Louis XIV returned to his other two love-interests and the new Duchesse de Fontanges was swiftly forgotten. Marie-Angélique left court for the abbaye de Chelles, where one of her sisters comforted her and she wept about her cruel faith. It is said that Marie-Angélique was nearly poisoned there. To regain strength, her doctor brought her six bottles of mineral water one evening. The next day it was discovered all six bottles contained poison. Marie-Angélique luckily had not a single sip of the water. It was never discovered who put the poison into the bottles, but after the affaire des poisons kicked off many suspected it might have been Madame de Montespan.
Narrowly escaped with her life, the Duchesse de Fontanges returned to court in August to find Louis XIV had found a replacement for her. The King now spent many hours in company of Madame de Maintenon and the court rumoured that the occasional visits he payed to the returned Marie-Angélique were only due to feelings of charity.

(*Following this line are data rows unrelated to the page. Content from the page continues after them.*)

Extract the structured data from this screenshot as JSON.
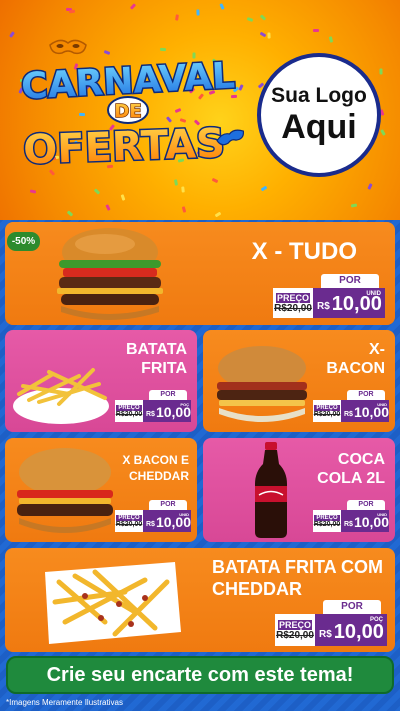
{
  "header": {
    "title_line1": "CARNAVAL",
    "title_line2": "DE",
    "title_line3": "OFERTAS",
    "logo_line1": "Sua Logo",
    "logo_line2": "Aqui"
  },
  "products": [
    {
      "name": "X - TUDO",
      "badge": "-50%",
      "old_label": "PREÇO",
      "old_price": "R$20,00",
      "por": "POR",
      "currency": "R$",
      "price": "10,00",
      "unit": "UNID"
    },
    {
      "name_l1": "BATATA",
      "name_l2": "FRITA",
      "old_label": "PREÇO",
      "old_price": "R$20,00",
      "por": "POR",
      "currency": "R$",
      "price": "10,00",
      "unit": "POÇ"
    },
    {
      "name_l1": "X-",
      "name_l2": "BACON",
      "old_label": "PREÇO",
      "old_price": "R$20,00",
      "por": "POR",
      "currency": "R$",
      "price": "10,00",
      "unit": "UNID"
    },
    {
      "name_l1": "X BACON E",
      "name_l2": "CHEDDAR",
      "old_label": "PREÇO",
      "old_price": "R$20,00",
      "por": "POR",
      "currency": "R$",
      "price": "10,00",
      "unit": "UNID"
    },
    {
      "name_l1": "COCA",
      "name_l2": "COLA 2L",
      "old_label": "PREÇO",
      "old_price": "R$20,00",
      "por": "POR",
      "currency": "R$",
      "price": "10,00",
      "unit": "UNID"
    },
    {
      "name_l1": "BATATA FRITA COM",
      "name_l2": "CHEDDAR",
      "old_label": "PREÇO",
      "old_price": "R$20,00",
      "por": "POR",
      "currency": "R$",
      "price": "10,00",
      "unit": "POÇ"
    }
  ],
  "cta": "Crie seu encarte com este tema!",
  "footnote": "*Imagens Meramente Ilustrativas",
  "colors": {
    "orange": "#f07a10",
    "pink": "#d84896",
    "purple": "#6a2b8f",
    "green": "#1f8a3d",
    "blue": "#1f63c9"
  }
}
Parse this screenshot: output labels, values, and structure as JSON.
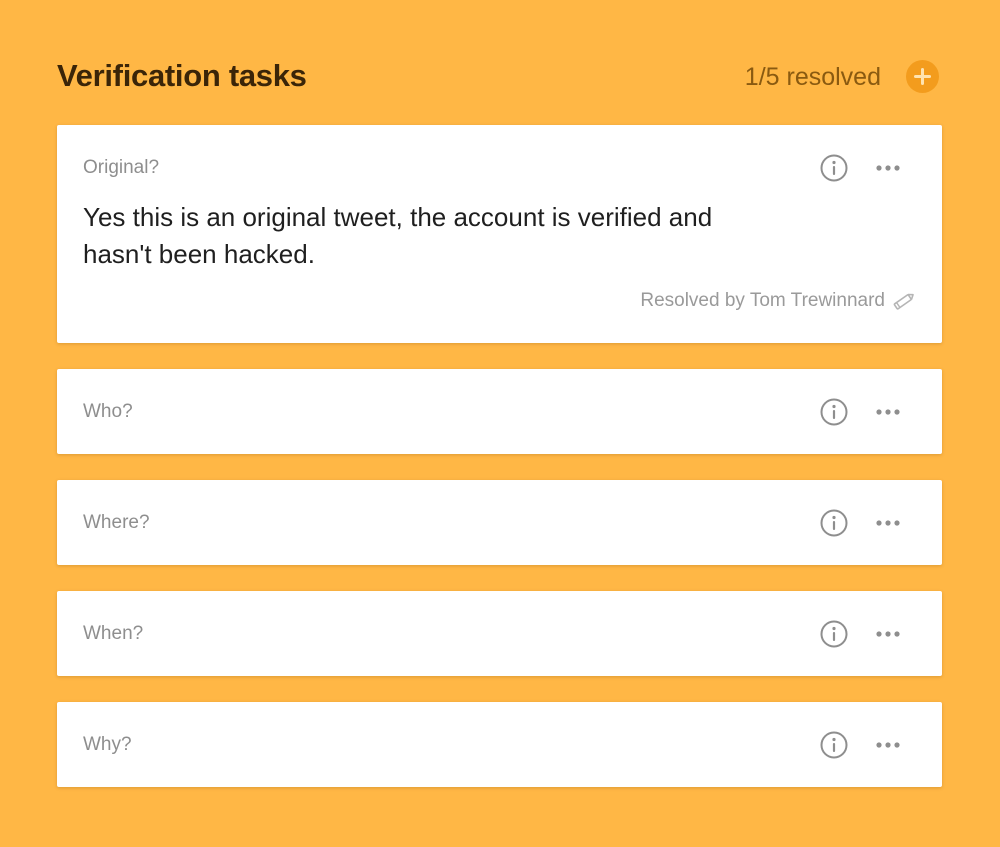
{
  "header": {
    "title": "Verification tasks",
    "resolved_count": "1/5 resolved",
    "add_icon": "plus-circle-icon"
  },
  "tasks": [
    {
      "label": "Original?",
      "answer": "Yes this is an original tweet, the account is verified and hasn't been hacked.",
      "resolved_by": "Resolved by Tom Trewinnard",
      "resolved": true
    },
    {
      "label": "Who?",
      "resolved": false
    },
    {
      "label": "Where?",
      "resolved": false
    },
    {
      "label": "When?",
      "resolved": false
    },
    {
      "label": "Why?",
      "resolved": false
    }
  ],
  "icons": {
    "info": "info-icon",
    "more": "more-horizontal-icon",
    "edit": "pencil-icon"
  },
  "colors": {
    "background": "#FFB745",
    "accent": "#F39C1D",
    "title": "#3B2508",
    "muted": "#8E8E8E"
  }
}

According to court rumours, those visits nevertheless ended with another pregnancy and stillbirth, this time a girl. Whether that is true or not is hard to say. Some courtiers deemed it false because Louis XIV seemed to have forgotten his former romantic feelings already. True or not, Marie-Angélique’s health declined again and she suffered once more of strong fevers. Taking the advice of her confessor, she returned to the abbaye de Chelles. The once beautiful Marie-Angélique was now a shadow of her former self and died shortly after in the night of the 27th to June 28 in 1681.
She was buried in the chapel of the Abbey of Port-Royal in the Faubourg Saint-Jacques in presence of the Duc de Noailles. One year after her death, Louis XIV granted an annual 6,000 livres to the nuns of Port-Royal and charged them to hold a service each year for the poor soul of the Duchesse de Fontanges.

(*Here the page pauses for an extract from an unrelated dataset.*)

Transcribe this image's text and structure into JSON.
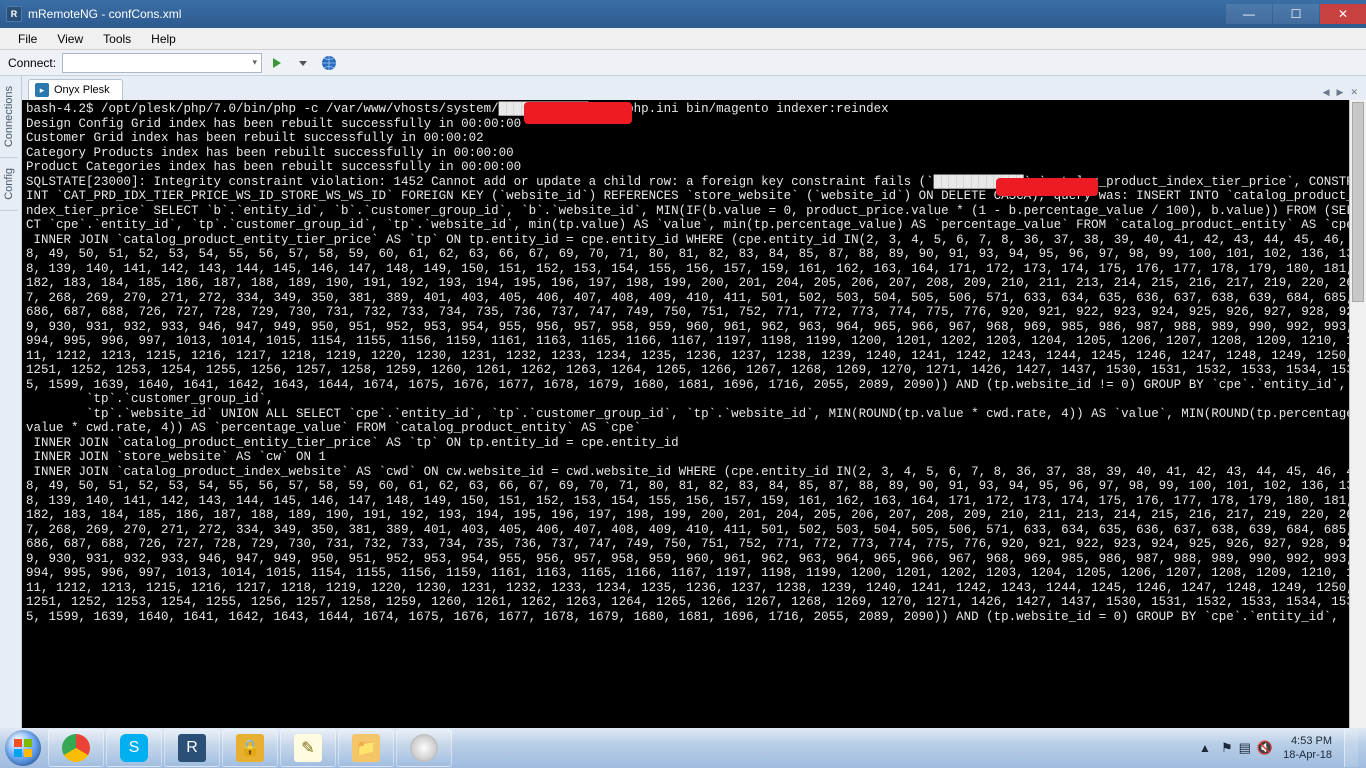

The story of the Duchesse de Fontanges does not end with her demise. As the extent of the affaire des poisons and the connections of poison-mixers to the grand dames of the court became clear, rumours started to grow louder about Marie-Angélique’s death. Many suspected Madame de Montespan to be responsible for it by poisoning milk after the first attempt with water had failed. Those rumours also reached the ears of Louis XIV, who then ordered that no autopsy to be performed and thus created more doubts the cause of death was natural. Marie-Angélique’s family had autopsy performed nevertheless, during which the cause of death was stated to be tuberculosis, leading to ‘a total rot of the right lung lobes‘ increased liver size and water around the heart.
Today, we can say that the reason for her demise has most likely to do with her pregnancies and the possibility of a fragment the placenta having remained in her uterus, which would explain the reported constant bleeding she suffered of. A other possible reason for her death, might be a rare form of uterus cancer or indeed tuberculosis. Poison was most likely not the cause.
A little titbit at the end: According to legend, the ghost of the Duchesse appeared to Louis XIV in 1695. The King had just crawled into bed as her ghost appeared to him with two messages, the first being that she was rather upset he had forgotten her so quickly, because after all he had told her she was the one he loved the most. She second being that she was now in purgatory and the days of Louis’ reign soon over, he would join her soon in purgatory and she would wait for him. The only person who could save him from this fate, she said, was Madame de Maintenon, adding that Madame de Montespan had poisoned her and he should fully forsake her and look to God.